Anna smiled shakily. ‘Thank you.’

‘Tell Edward,’ Nia said. ‘Talk to him. Work it out.’

That evening, Anna thought, she would do as Nia had advised. She would tell Edward. What was she going to do, she reasoned, just keep it to herself as the baby grew inside her? Edward was the father. He had to know. But all the time they were bathing Thomas, reading his story, brushing his tiny teeth, Anna was struggling to find the words.

‘One more story?’ Thomas asked.

Times like this, when he was sleepy and sweet and wanted to cuddle, she could imagine doing it all again. But there were so many other times that weren’t like that at all.

‘One more,’ she said.

Edward leaned over and kissed Thomas. ‘Night, buddy,’ he said. Then to Anna, ‘I’ll go down and make a start on dinner.’

Anna read a story about snow bears, and when Thomas asked for one more, she laughed and shook her head. ‘But in the morning, when the sunshine on your clock comes up, you can come in our bed for cuddles, okay?’

He laid his head down, and she turned out his main light, put on his nightlight, kissed him. She went downstairs to the kitchen.

Edward was standing in front of the hob, giving a sizzling pan a quick shake. Fajitas. ‘Okay?’ he asked.

He meant with Thomas, she knew, but it was as good an opportunity as she was going to get to say something. ‘I need to talk to you about something.’

Edward’s face dropped, and Anna saw at once that he was expecting something different from the news she was about to impart. What was it?

‘Okay,’ he said, his face drained of all colour.

‘Do you know what it’s about?’ Anna asked, unsure where this was heading.

‘Is it about Fran?’ He reached over and turned off the hob ring, and the room suddenly seemed eerily quiet.

Fran? Fran was a woman Edward worked with. Anna had met her at a couple of work events. She was a few years younger than them, pretty in a birdlike way. Anna had never once considered her a threat.

‘You tell me,’ she said, and suddenly the conversation wasn’t about the baby any more and Anna wasn’t sure it would move back in that direction.

‘Oh fuck,’ Edward said. ‘It wasn’t that, was it? It’s just, I saw a receipt I’d left in my pocket on the bathroom windowsill the other day and I’ve been waiting for you to bring it up…’

Receipt? Bathroom windowsill? Anna cast her mind back. When she did the washing, she always checked all the pockets, and took out anything she found. She did remember taking some paper out of Edward’s trouser pocket but she hadn’t looked at it. She must have forgotten to put it in the bin.

‘What was it a receipt for?’ she asked, putting everything she had into keeping her voice steady.

‘A dinner.

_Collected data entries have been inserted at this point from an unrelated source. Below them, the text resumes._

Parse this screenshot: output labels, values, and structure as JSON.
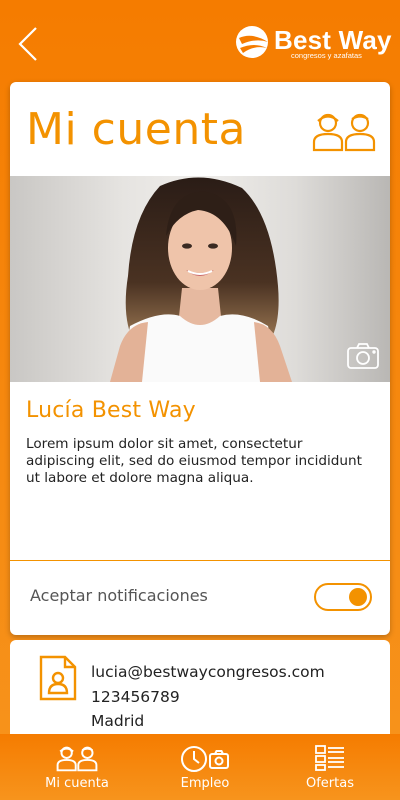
{
  "header": {
    "back_icon": "chevron-left-icon",
    "logo_title": "Best Way",
    "logo_subtitle": "congresos y azafatas"
  },
  "card": {
    "title": "Mi cuenta",
    "title_icon": "users-pair-icon",
    "camera_icon": "camera-icon",
    "user_name": "Lucía Best Way",
    "bio": "Lorem ipsum dolor sit amet, consectetur adipiscing elit, sed do eiusmod tempor incididunt ut labore et dolore magna aliqua.",
    "notifications_label": "Aceptar notificaciones",
    "notifications_enabled": true
  },
  "contact": {
    "icon": "contact-card-icon",
    "email": "lucia@bestwaycongresos.com",
    "phone": "123456789",
    "city": "Madrid"
  },
  "bottom_nav": [
    {
      "label": "Mi cuenta",
      "icon": "users-pair-icon"
    },
    {
      "label": "Empleo",
      "icon": "clock-camera-icon"
    },
    {
      "label": "Ofertas",
      "icon": "list-grid-icon"
    }
  ],
  "colors": {
    "accent": "#f39200",
    "header_bg": "#f57c00",
    "text": "#222222",
    "white": "#ffffff"
  }
}
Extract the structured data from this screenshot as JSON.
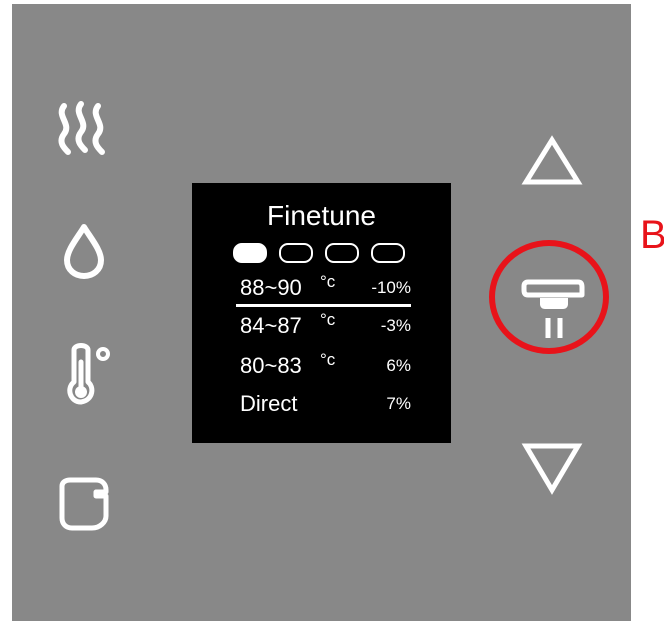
{
  "colors": {
    "panel_background": "#888888",
    "screen_background": "#000000",
    "screen_text": "#ffffff",
    "icon_color": "#ffffff",
    "annotation_color": "#e8131a"
  },
  "left_buttons": [
    {
      "icon": "steam-icon"
    },
    {
      "icon": "water-drop-icon"
    },
    {
      "icon": "thermometer-icon"
    },
    {
      "icon": "cup-icon"
    }
  ],
  "right_buttons": [
    {
      "icon": "up-arrow-icon"
    },
    {
      "icon": "dispense-icon"
    },
    {
      "icon": "down-arrow-icon"
    }
  ],
  "screen": {
    "title": "Finetune",
    "indicators": {
      "total": 4,
      "active": 1
    },
    "rows": [
      {
        "temp": "88~90",
        "unit": "°c",
        "percent": "-10%",
        "selected": true
      },
      {
        "temp": "84~87",
        "unit": "°c",
        "percent": "-3%",
        "selected": false
      },
      {
        "temp": "80~83",
        "unit": "°c",
        "percent": "6%",
        "selected": false
      },
      {
        "temp": "Direct",
        "unit": "",
        "percent": "7%",
        "selected": false
      }
    ]
  },
  "annotation": {
    "label": "B"
  }
}
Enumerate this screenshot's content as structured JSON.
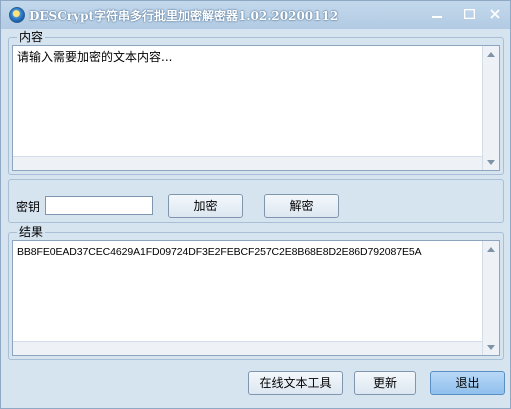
{
  "window": {
    "title": "DESCrypt字符串多行批里加密解密器1.02.20200112"
  },
  "content_group": {
    "label": "内容",
    "text": "请输入需要加密的文本内容..."
  },
  "key_row": {
    "label": "密钥",
    "value": "",
    "encrypt_label": "加密",
    "decrypt_label": "解密"
  },
  "result_group": {
    "label": "结果",
    "text": "BB8FE0EAD37CEC4629A1FD09724DF3E2FEBCF257C2E8B68E8D2E86D792087E5A"
  },
  "bottom_buttons": {
    "online_tools_label": "在线文本工具",
    "refresh_label": "更新",
    "exit_label": "退出"
  }
}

I took her for dinner, Anna. That night last week when I said I was having drinks with Rav. I don’t know why, but I…’

‘But what?’

Anna felt like she’d walked into the wrong house, like she was at the centre of someone else’s marriage drama. This wasn’t how she’d expected the evening to go at all. By now, she had thought they’d be caught in a little celebration. Her biggest worry had been faking her own enthusiasm, not her husband admitting to dinner with another woman.

‘Anna,’ Edward said, stepping in front of her and taking bothher hands in his, ‘I don’t know what the hell I was thinking. Things have been a bit strained lately, haven’t they? I feel like all we are is parents sometimes. I feel like we’ve lost our own relationship in the middle of it all. It’s such a cliché. And Fran was flirting with me and it just seemed so easy, and I lost my mind. I temporarily lost my mind.’

‘Do you think I never think about other men?’ Anna asked, and out of nowhere, she pictured Steve. ‘Do you think I don’t notice people, that men don’t sometimes flirt with me? The reason I don’t act on any of those things is because we promised to stay together and we have a child.’